Since moving to New York, she’s built herself a professional website – www.tsigetafesse.com – which showcases her work in modeling, acting, and mentoring. Remember the name Tsige Tafesse – I guarantee she’ll be one to watch for!
I’ve never been to New York before and am planning on taking a trip out to see her – what better way to see a place like New York City than with a friend who now calls the city home! While the details haven’t been nailed down, the trip will likely occur this spring, summer, or fall. Tsige recently made a surprise trip out to Seattle for a weekend. During our few hours together we chose to sit on the roof of the building where I live and work, nestled up against a wall near the solar panels, catching up about our lives and simply enjoying the evening together.
The sun was starting to set over the Space Needle and it was an evening which had such a “Seattle” feel to it. We started talking about my eventual trip to see her – places to see, things to do. While at first she said she didn’t think she could come up with many places to recommend for me to see, in no time her verbal list of “must sees” snowballed as one suggestion sparked an idea for the next recommendation. As she spoke, it struck me how well she’s beginning to know her new city.
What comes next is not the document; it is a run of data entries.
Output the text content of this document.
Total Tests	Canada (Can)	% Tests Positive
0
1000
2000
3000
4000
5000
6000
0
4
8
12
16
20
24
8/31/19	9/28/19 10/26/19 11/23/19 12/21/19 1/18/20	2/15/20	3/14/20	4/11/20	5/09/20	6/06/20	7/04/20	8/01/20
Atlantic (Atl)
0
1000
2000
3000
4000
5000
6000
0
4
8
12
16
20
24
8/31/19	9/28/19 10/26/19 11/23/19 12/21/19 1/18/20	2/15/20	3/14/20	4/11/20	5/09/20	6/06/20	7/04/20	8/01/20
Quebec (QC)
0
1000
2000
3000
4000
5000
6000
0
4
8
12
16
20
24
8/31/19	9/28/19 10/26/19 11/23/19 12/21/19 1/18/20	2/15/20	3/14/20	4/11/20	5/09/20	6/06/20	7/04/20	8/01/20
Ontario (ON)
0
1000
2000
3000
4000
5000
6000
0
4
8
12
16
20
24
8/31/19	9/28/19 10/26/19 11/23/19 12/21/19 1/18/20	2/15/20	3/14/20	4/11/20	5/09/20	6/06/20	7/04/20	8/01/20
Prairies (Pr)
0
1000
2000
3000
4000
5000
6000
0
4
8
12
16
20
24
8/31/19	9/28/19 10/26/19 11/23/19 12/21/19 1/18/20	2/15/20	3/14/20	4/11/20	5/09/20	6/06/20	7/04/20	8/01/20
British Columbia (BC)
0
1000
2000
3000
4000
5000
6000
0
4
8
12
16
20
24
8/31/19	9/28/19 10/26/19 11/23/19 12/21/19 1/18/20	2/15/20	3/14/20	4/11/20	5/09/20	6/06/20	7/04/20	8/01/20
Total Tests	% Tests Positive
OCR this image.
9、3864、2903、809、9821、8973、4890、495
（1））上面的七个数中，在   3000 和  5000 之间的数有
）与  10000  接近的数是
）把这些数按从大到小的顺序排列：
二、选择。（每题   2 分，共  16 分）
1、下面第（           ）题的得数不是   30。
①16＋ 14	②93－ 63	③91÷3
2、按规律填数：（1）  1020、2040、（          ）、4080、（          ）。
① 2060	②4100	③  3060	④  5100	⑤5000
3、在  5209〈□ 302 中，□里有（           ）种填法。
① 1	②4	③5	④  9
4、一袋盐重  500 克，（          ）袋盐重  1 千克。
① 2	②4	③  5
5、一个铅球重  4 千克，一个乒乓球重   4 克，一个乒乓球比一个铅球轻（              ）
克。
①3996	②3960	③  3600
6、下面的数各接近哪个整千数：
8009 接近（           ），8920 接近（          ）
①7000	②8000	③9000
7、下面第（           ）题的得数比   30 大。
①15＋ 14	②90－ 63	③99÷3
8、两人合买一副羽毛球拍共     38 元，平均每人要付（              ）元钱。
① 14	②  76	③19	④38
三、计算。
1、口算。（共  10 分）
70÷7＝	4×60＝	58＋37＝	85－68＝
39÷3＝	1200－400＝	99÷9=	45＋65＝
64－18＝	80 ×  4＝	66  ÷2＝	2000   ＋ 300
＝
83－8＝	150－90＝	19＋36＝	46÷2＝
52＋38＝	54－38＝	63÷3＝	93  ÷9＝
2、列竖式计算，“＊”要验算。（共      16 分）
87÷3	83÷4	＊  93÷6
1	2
When I first started sewing the little hexagons together, Tsige was at a point in her life when she was doing the legwork to get into a 4-year university where she could study theater. Now that’s precisely what she’s doing! While I oftentimes question whether crafting or blogging even matter, writing this post has provided me with the perfect opportunity to reflect on how much can transpire in such a short span of time – from the beginning of creating an article of clothing to the time it’s being worn. Now Tsige gets to wear this dress in her new city, studying what she loves. I’m so glad she got to take this little piece of Seattle with her.